At age 63, Hastings arranged an early retirement from his Harvard position in order to return to research from his administration-heavy duties and moved to the Scripps Clinic and Research Foundation (now Scripps Research Institute) in La Jolla, California. His role there was to expand the institution's basic research program, which at the time was limited in scope; when he arrived he received a large grant from the National Institutes of Health which helped to initiate this effort. At Scripps he continued tracer studies to explore the role of carbon dioxide in metabolism. Wanting to continue to focus on research rather than administration, he recruited Frank Huennekens to Scripps to build and develop the biochemistry department there, much as Hastings had previously done at Harvard.

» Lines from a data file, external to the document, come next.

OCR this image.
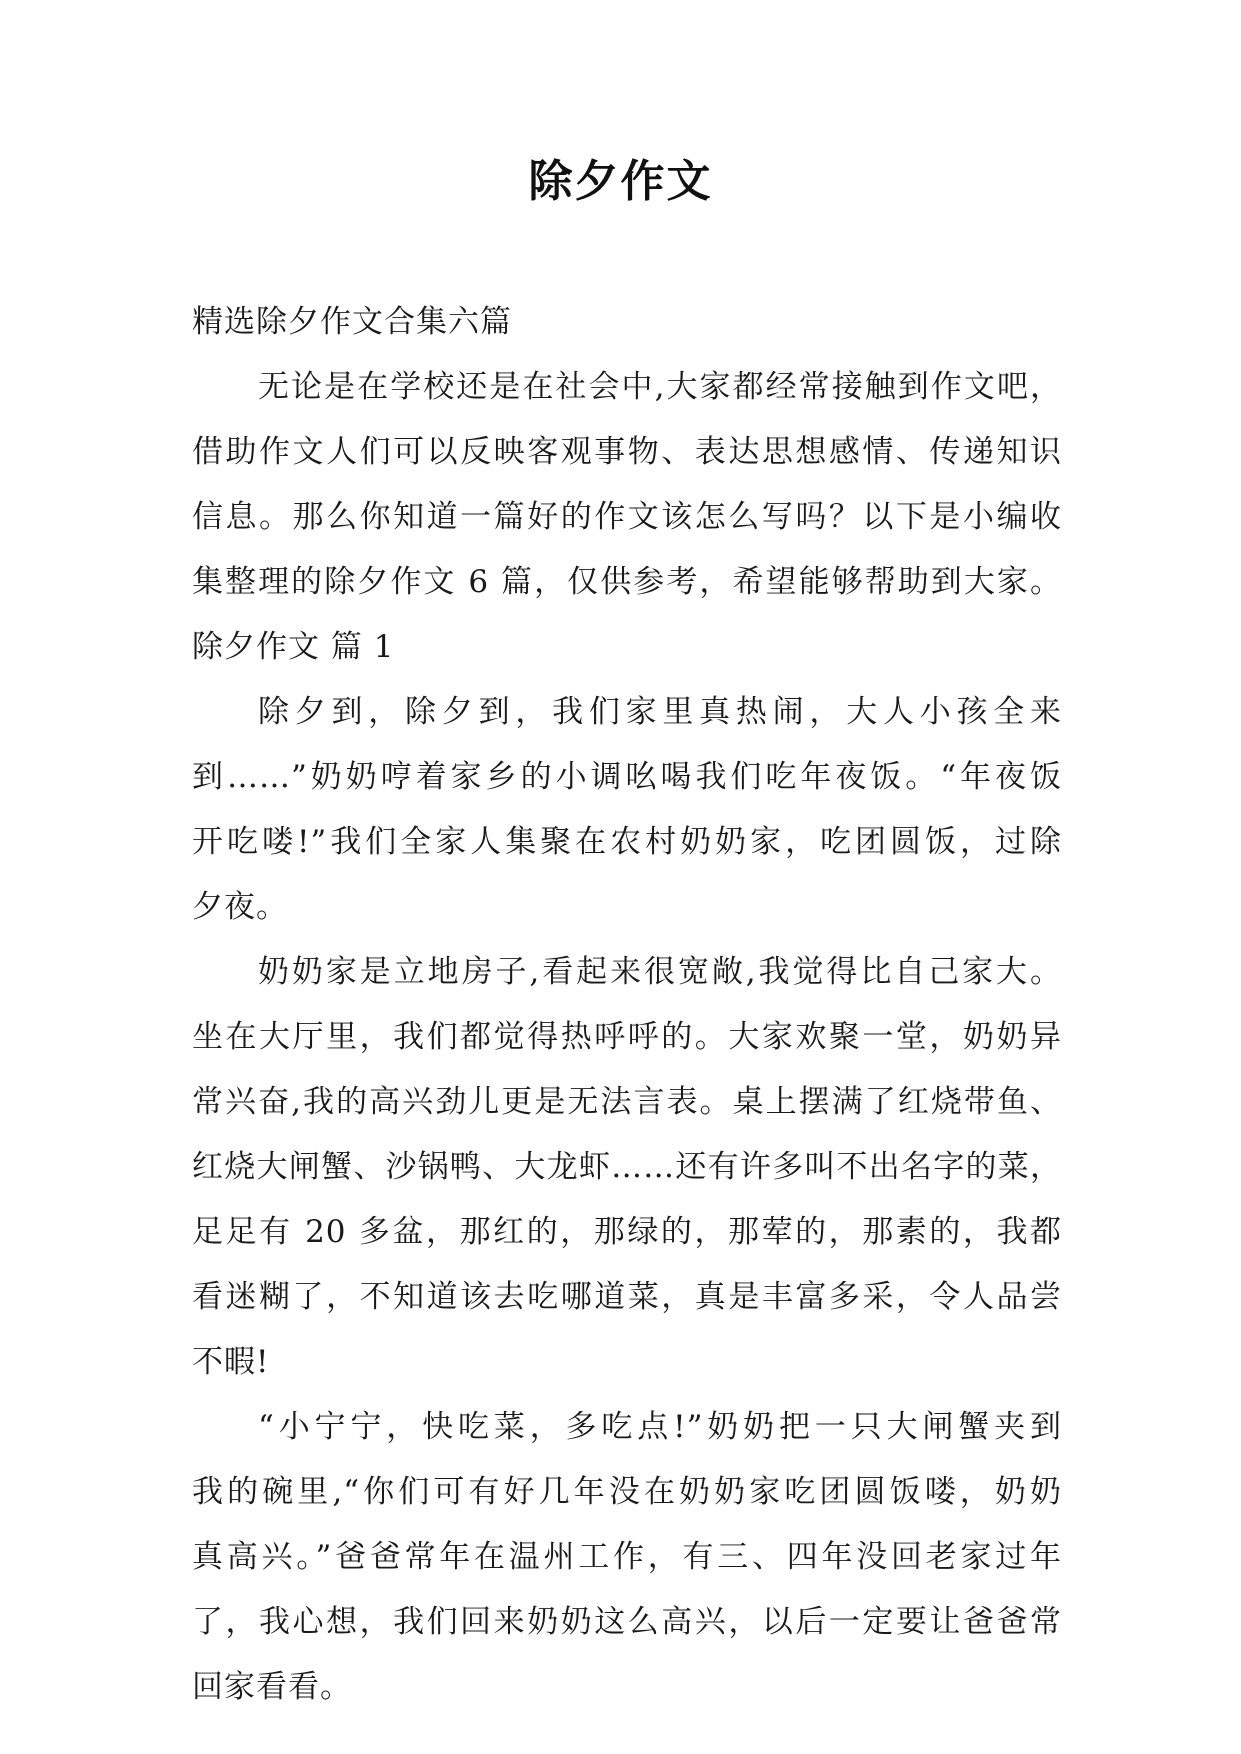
除夕作文
精选除夕作文合集六篇
无论是在学校还是在社会中,大家都经常接触到作文吧，
借助作文人们可以反映客观事物、表达思想感情、传递知识
信息。那么你知道一篇好的作文该怎么写吗？以下是小编收
集整理的除夕作文 6 篇，仅供参考，希望能够帮助到大家。
除夕作文 篇 1
除夕到，除夕到，我们家里真热闹，大人小孩全来
到……”奶奶哼着家乡的小调吆喝我们吃年夜饭。“年夜饭
开吃喽!”我们全家人集聚在农村奶奶家，吃团圆饭，过除
夕夜。
奶奶家是立地房子,看起来很宽敞,我觉得比自己家大。
坐在大厅里，我们都觉得热呼呼的。大家欢聚一堂，奶奶异
常兴奋,我的高兴劲儿更是无法言表。桌上摆满了红烧带鱼、
红烧大闸蟹、沙锅鸭、大龙虾……还有许多叫不出名字的菜，
足足有 20 多盆，那红的，那绿的，那荤的，那素的，我都
看迷糊了，不知道该去吃哪道菜，真是丰富多采，令人品尝
不暇!
“小宁宁，快吃菜，多吃点!”奶奶把一只大闸蟹夹到
我的碗里,“你们可有好几年没在奶奶家吃团圆饭喽，奶奶
真高兴。”爸爸常年在温州工作，有三、四年没回老家过年
了，我心想，我们回来奶奶这么高兴，以后一定要让爸爸常
回家看看。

In 1966 Hastings became one of the first faculty members of the newly established University of California, San Diego School of Medicine, where he joined the neurosciences department and worked on curriculum development. Hastings also maintained an office and presence at the Scripps Institution of Oceanography, serving as a mentor for younger biomedical scientists there.

==Awards and honors==
Hastings received a number of awards and honors throughout his career.
- Member of the American Academy of Arts and Sciences, 1936
- Member of the National Academy of Sciences, 1937
- Member of the American Philosophical Society, 1941
- Medal for Merit, 1948
- American College of Physicians award, 1965
- United States Public Health Service citation, 1965

==Personal life==
Hastings married his wife Margaret in 1918, and they had a son Alan Baird Hastings the following year. The couple frequently entertained during Hastings' Harvard career and hosted social teas for the medical students. Their son (who, like his father, went by the name Baird) became a conductor and music director; he died in 2007.

Albert Baird Hastings died in La Jolla at age 91 of heart failure.